What the hack happened? A CISO perspective on the Cosmos DB vulnerability

Recent uproar on the Microsoft Azures database (Cosmos bug) hit the boardroom. A lot of major companies use Microsoft Cloud, so Azure customers were in for a rough surprise. Wiz’s Chief Technology Officer Ami Luttwak (his company found the vulnerability) describes it as “the worst cloud vulnerability you can imagine.”

Bloomberg says Microsoft warned thousands of its cloud computing customers, including some of the world’s largest companies, that intruders could have the ability to read, change or even delete their main databases. In this blog, I don’t describe the incident or ‘chase the ambulance.’ I give my personal take on other industry experience and elaborate on what I would do if I were a Chief Information Security Officer of a global pharmaceutical company using Azure and if the CEO asks me “What the hack happened and what do we need to do?”

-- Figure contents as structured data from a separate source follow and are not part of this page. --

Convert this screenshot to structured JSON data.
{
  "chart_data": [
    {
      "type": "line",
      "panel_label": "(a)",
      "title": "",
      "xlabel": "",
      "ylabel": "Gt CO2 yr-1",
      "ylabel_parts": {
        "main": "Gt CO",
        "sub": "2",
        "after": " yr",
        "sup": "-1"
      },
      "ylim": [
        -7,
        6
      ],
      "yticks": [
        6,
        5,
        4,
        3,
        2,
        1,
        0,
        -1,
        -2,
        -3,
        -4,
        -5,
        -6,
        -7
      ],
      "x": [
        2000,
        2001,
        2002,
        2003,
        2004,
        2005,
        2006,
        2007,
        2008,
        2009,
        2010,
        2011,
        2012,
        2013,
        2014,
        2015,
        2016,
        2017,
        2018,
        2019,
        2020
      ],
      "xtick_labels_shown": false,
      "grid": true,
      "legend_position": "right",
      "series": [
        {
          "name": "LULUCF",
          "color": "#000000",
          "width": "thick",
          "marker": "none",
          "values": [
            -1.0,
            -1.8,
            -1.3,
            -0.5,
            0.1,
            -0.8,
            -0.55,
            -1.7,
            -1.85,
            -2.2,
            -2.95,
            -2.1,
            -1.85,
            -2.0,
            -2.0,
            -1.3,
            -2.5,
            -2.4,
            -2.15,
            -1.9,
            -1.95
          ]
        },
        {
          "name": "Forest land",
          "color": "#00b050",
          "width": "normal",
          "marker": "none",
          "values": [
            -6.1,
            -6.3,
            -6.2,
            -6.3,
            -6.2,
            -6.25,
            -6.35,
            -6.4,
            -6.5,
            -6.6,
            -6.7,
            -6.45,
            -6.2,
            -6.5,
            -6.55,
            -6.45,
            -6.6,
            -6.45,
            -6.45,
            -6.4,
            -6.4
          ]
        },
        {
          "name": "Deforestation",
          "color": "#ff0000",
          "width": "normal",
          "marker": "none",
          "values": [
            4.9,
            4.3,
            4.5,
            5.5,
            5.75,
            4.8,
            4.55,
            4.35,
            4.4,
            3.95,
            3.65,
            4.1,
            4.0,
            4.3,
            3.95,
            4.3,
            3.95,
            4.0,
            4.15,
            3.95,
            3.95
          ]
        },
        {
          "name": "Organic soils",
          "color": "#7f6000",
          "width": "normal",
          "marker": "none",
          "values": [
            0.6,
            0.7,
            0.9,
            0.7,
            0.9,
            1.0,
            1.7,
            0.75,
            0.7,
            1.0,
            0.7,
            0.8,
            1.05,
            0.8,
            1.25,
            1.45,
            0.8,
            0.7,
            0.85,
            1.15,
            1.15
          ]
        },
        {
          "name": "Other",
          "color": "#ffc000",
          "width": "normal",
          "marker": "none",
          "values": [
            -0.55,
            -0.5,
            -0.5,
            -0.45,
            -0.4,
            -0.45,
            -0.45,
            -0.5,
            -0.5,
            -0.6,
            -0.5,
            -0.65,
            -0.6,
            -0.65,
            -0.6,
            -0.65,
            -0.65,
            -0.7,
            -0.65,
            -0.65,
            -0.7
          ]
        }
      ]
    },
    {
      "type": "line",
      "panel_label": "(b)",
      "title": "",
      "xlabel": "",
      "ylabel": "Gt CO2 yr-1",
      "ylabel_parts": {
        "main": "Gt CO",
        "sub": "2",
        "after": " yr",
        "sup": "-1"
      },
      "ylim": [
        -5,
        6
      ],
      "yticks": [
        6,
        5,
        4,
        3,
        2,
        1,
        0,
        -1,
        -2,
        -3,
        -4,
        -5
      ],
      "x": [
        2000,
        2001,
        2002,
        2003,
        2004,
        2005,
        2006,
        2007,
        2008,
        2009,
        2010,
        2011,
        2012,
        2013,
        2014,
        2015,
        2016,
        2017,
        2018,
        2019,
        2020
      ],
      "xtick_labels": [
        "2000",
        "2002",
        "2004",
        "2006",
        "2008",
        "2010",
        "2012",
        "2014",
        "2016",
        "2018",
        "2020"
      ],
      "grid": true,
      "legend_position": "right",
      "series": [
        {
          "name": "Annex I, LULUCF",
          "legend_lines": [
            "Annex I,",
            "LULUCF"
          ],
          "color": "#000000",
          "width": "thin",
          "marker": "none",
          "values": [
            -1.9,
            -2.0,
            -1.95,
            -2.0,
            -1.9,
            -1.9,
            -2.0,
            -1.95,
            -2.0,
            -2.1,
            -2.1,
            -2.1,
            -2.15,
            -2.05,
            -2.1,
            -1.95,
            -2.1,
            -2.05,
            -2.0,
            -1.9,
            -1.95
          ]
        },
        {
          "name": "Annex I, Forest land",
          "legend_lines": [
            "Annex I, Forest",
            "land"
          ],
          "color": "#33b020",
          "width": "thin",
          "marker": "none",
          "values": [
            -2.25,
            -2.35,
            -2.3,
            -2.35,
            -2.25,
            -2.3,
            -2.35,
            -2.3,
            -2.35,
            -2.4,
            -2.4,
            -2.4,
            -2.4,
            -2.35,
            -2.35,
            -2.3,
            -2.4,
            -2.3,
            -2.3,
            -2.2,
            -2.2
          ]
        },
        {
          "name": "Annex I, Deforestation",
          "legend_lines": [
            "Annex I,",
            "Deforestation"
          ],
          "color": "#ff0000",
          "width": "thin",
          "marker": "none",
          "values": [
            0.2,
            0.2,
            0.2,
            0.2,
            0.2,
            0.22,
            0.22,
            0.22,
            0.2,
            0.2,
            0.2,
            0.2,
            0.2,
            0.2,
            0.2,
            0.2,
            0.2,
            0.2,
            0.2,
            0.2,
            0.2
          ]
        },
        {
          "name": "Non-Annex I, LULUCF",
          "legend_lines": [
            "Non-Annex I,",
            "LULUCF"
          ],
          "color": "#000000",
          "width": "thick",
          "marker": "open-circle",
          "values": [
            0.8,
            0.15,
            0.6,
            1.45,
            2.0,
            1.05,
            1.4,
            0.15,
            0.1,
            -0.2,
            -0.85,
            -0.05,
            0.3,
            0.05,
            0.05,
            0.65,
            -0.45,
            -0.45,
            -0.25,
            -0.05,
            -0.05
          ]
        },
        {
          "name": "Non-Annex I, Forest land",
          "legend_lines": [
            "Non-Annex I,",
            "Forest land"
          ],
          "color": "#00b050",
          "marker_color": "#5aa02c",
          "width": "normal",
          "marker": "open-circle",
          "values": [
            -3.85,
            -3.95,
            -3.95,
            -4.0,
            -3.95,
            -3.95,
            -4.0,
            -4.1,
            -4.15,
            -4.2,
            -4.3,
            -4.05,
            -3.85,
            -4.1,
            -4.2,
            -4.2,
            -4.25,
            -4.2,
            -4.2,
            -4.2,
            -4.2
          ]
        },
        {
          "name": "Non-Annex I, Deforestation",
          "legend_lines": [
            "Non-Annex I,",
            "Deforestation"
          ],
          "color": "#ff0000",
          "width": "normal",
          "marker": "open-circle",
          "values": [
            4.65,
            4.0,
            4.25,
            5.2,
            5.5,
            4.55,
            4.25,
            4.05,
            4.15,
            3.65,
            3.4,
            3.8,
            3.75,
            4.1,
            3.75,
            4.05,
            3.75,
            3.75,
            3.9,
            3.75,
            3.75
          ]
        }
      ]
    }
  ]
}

Everything is under control, right?

Although we don’t yet know all the facts, there are some things that we can be sure of in trying to evaluate this potential crisis. Most of the global organizations have some form of risk framework in place to help them decide whether sensitive information of a certain type can be stored safely in particular cloud environments and what controls and policies are needed. Azure Cosmos appears to have ticked all boxes for thousands of organizations. Most of them probably have some form of cloud security and compliance products in place, using the native tools of the cloud vendor or products such as Palo Alto Networks’ Prisma Cloud. So, everything is under control, right?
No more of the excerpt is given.